Device Admin deprecation

Google announced the deprecation of the Device Admin (DA) mode of operation. Google completes the transition to Android Enterprise (AE) that uses a modern framework and offers enhanced security. AE also offers advanced device management options, and multiple deployment options (Work profile, Work Profile on Company Owned, Device Owner, Corporate Owned, Single Use).

To support the transition to Android Enterprise, Google announced the deprecation of the Device Admin for the enterprise effective with the Android 10Q release.

How Device Admin deprecation affects IBM MaaS360

Security policies

The following policies are deprecated in Android 10.
  • Passcode policies: Minimum Passcode Quality, Minimum Passcode Length, and Minimum Passcode Age (In Days)
  • Restrictions: Camera
  • Security: Disable Keyguard Features
  • Device Management: Disable Device Management Actions
  • Wifi: The ability to detect a configured wifi profile is no longer available. Example: The same wifi profiles are configured the same number of times.
  • Application Compliance: Configure Restricted Applications and Configure Restricted Applications by App Permissions
  • All OEM-specific policies for LG, Kyocera, M3, Panasonic, Bluebird do not work. Samsung and Zebra-specific policies continue to work.

Other device and reporting impacts

  • Factory wifi MAC address, Platform Serial Number, and IMEI are no longer reported on Device Admin-enrolled devices.
  • Google deprecates Android Beam (NFC) support. This deprecation impacts NFC-based Device Owner enrollments for Android 10+ devices.
  • The Buzz and Send message actions are now notifications, instead of a forced action. The Buzz action times out after 3 minutes if the user does not accept the action.
  • Background app restrictions are imposed on Android 10 devices. Some apps do not function in the background in the same way that they functioned previously.
  • The Security policies on Apps workflow such as Enforce authentication and compliance are not supported.
  • The App compliance policy to block the app from use is not supported.
  • The Instant Install action works on Samsung and Zebra devices only. This action does not work on other OEM devices.

Device enrollment

  • Android 10+ enrollments into the Device Admin are not allowed for new customers effective from IBM® MaaS360® 10.81 release (12 March 2021).
  • From Android version 14 and later, IBM MaaS360 discontinues support for Device Admin enrollments. For more information, see Release Notes for 10.90.
  • Existing customers who enrolled after the IBM MaaS360 10.80 release can use Device Admin if they enable and configure Android Enterprise. If Android Enterprise is not configured, IBM MaaS360 does the following.
    • Hides the Device Admin enrollment options.
    • Displays banners on the IBM MaaS360 Portal home page, Add Device window, and Directory and Enrollment settings page to inform administrators about the pending Android Enterprise configuration.
    • Blocks Device Admin enrollments on user devices.
    • Displays a message for the Device Admin deprecation notification on the following IBM MaaS360 Portal pages:
      • Device > Enrollments > Other Enrollment Options > Android Configurator (Device Admin).
      • Device > Enrollments > Other Enrollment Options > Samsung Knox Mobile Enrollment.

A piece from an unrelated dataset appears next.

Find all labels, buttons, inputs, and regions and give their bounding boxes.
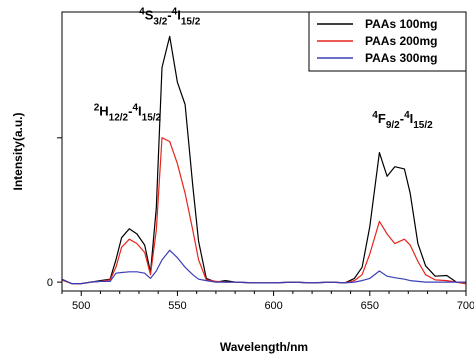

Moving to Android Enterprise

Device Admin is no longer supported on Android 10+ devices. Existing customers who were using Device Admin must move to Android Enterprise.

Migrating to the Work Profile

Customers on the BYOD program can use the migration option in the IBM MaaS360 Portal to move to Android Enterprise Profile Owner (PO) mode. For a procedure on Device Admin to Profile Owner migration, see Migrating from Device Admin (DA) to the Work Profile.

Migrating to Device Owner and to Work Profile on Corporate Owned devices

Customers who want to move to Device Owner (DO) or Work Profile on Corporate Owned (WPCO) device modes must reset their devices to the original factory settings.